Because it's not so much that she 'brought opera to the people', but rather that she carried the banner of that special mid-century moment when people understood and celebrated the possibilities of a decidedly American national artistic culture. When the country and New York City, notwithstanding its European deviance, could carry out a love affair that had nothing to do with terrible tragedy. It was a remarkable achievement in American democracy and national cohesion--and Sills, an extraordinary artist, unabashedly American, unabashedly New York, was undoubtedly one of its finest spokespeople.

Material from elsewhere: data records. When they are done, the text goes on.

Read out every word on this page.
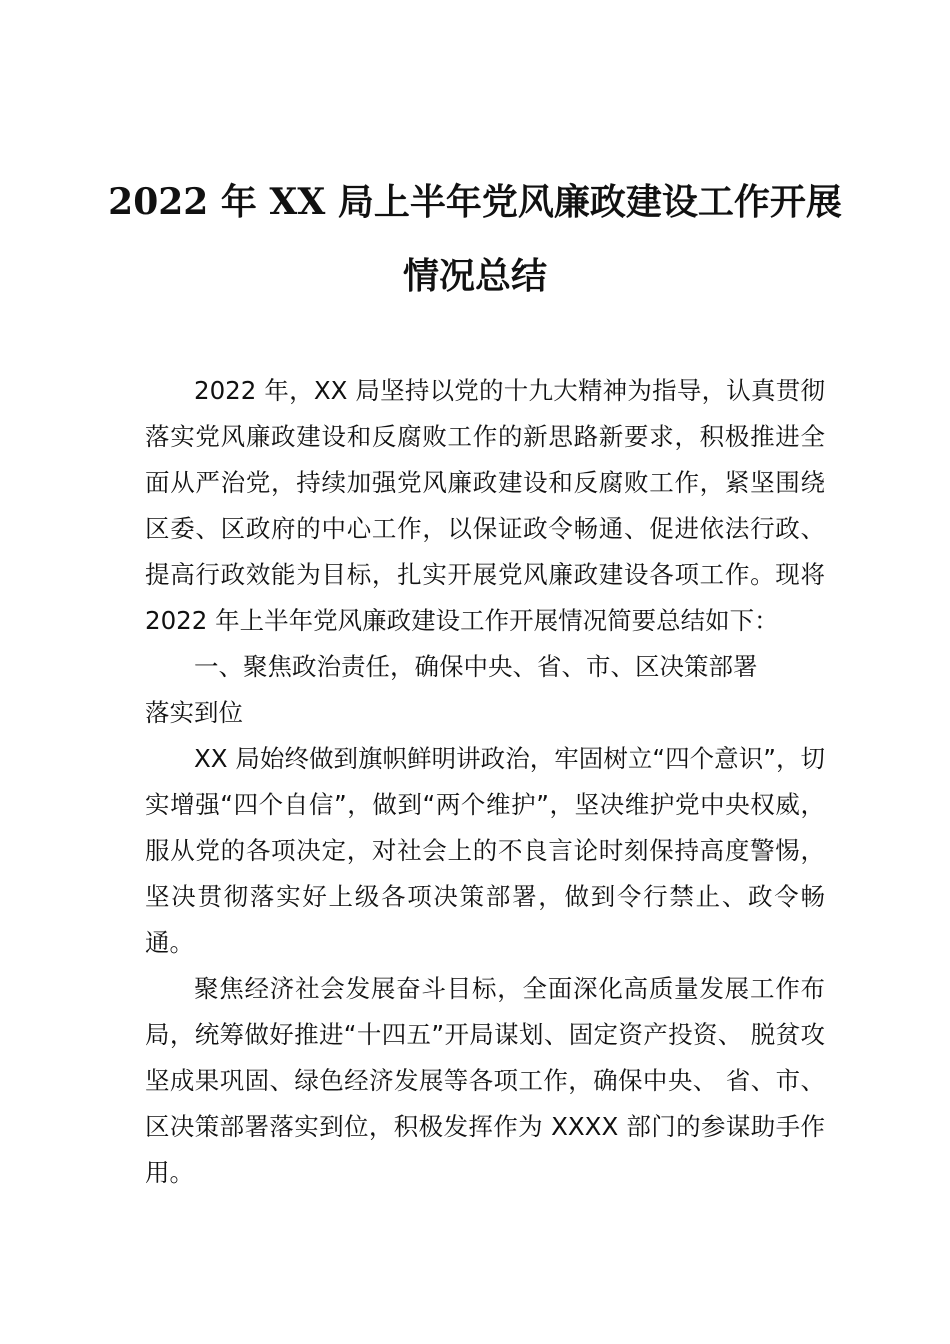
2022 年 XX 局上半年党风廉政建设工作开展
情况总结

2022 年，XX 局坚持以党的十九大精神为指导，认真贯彻落实党风廉政建设和反腐败工作的新思路新要求，积极推进全面从严治党，持续加强党风廉政建设和反腐败工作，紧坚围绕区委、区政府的中心工作，以保证政令畅通、促进依法行政、提高行政效能为目标，扎实开展党风廉政建设各项工作。现将 2022 年上半年党风廉政建设工作开展情况简要总结如下：

一、聚焦政治责任，确保中央、省、市、区决策部署落实到位

XX 局始终做到旗帜鲜明讲政治，牢固树立“四个意识”，切实增强“四个自信”，做到“两个维护”，坚决维护党中央权威，服从党的各项决定，对社会上的不良言论时刻保持高度警惕，坚决贯彻落实好上级各项决策部署，做到令行禁止、政令畅通。

聚焦经济社会发展奋斗目标，全面深化高质量发展工作布局，统筹做好推进“十四五”开局谋划、固定资产投资、 脱贫攻坚成果巩固、绿色经济发展等各项工作，确保中央、 省、市、区决策部署落实到位，积极发挥作为 XXXX 部门的参谋助手作用。
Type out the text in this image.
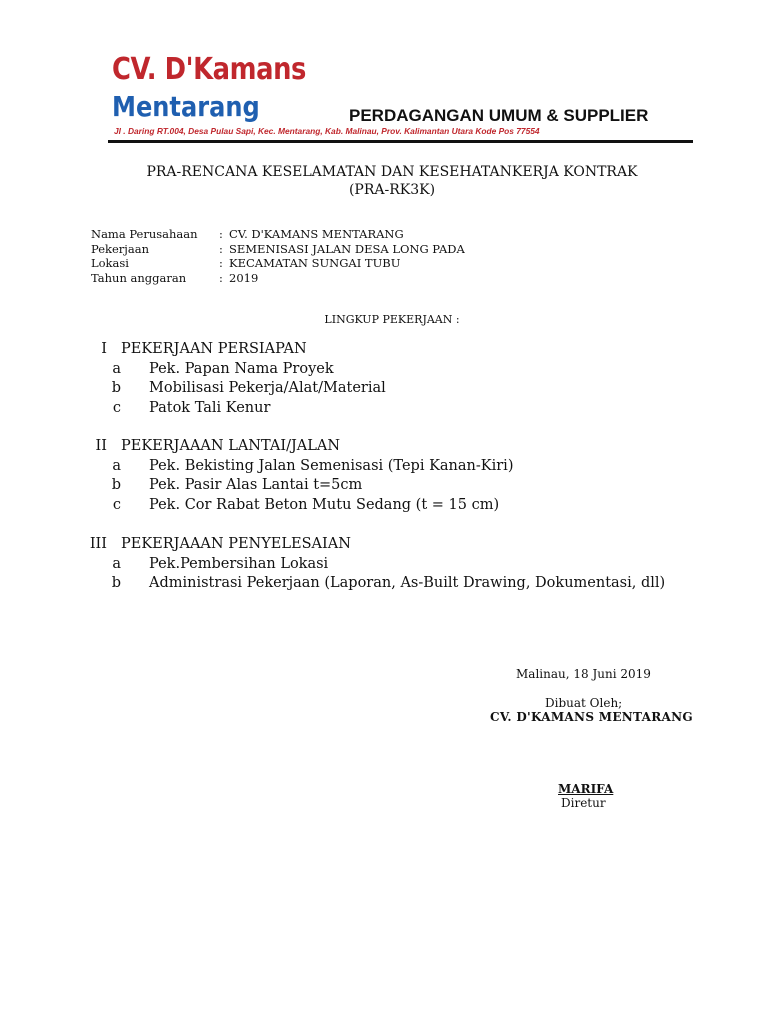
CV. D'Kamans
Mentarang	PERDAGANGAN UMUM & SUPPLIER
Jl . Daring RT.004, Desa Pulau Sapi, Kec. Mentarang, Kab. Malinau, Prov. Kalimantan Utara Kode Pos 77554
PRA-RENCANA KESELAMATAN DAN KESEHATANKERJA KONTRAK
(PRA-RK3K)
Nama Perusahaan	: CV. D'KAMANS MENTARANG
Pekerjaan	: SEMENISASI JALAN DESA LONG PADA
Lokasi	: KECAMATAN SUNGAI TUBU
Tahun anggaran	: 2019
LINGKUP PEKERJAAN :
I PEKERJAAN PERSIAPAN
a Pek. Papan Nama Proyek
b Mobilisasi Pekerja/Alat/Material
c Patok Tali Kenur
II PEKERJAAAN LANTAI/JALAN
a Pek. Bekisting Jalan Semenisasi (Tepi Kanan-Kiri)
b Pek. Pasir Alas Lantai t=5cm
c Pek. Cor Rabat Beton Mutu Sedang (t = 15 cm)
III PEKERJAAAN PENYELESAIAN
a Pek.Pembersihan Lokasi
b Administrasi Pekerjaan (Laporan, As-Built Drawing, Dokumentasi, dll)
Malinau, 18 Juni 2019
Dibuat Oleh;
CV. D'KAMANS MENTARANG
MARIFA
Diretur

Anyhow. Here are some tracks--nothing too special, just two from her Roberto Deveraux which I have a great affection for, and that Traviata Maury wanted to hear again. Wow. That Traviata is a heartbreaker.
RD1
RD2
Trav1
Trav2
Trav3
Trav4
Trav5
1 comment:
I too am a relative latecomer to opera, and so Ms. Sills did not have as much of a pivotal role in my operatic upbringing. Nonetheless, as a New Yorker who tried to get to a MET performance whenever I could the past 10 years, I cannot tell you how many times I saw her at Lincoln Center and the opera house. It was like seeing American operatic royalty. I love the Traviata and 3 Queens recordings. And the scene with the Muppets on You Tube is priceless.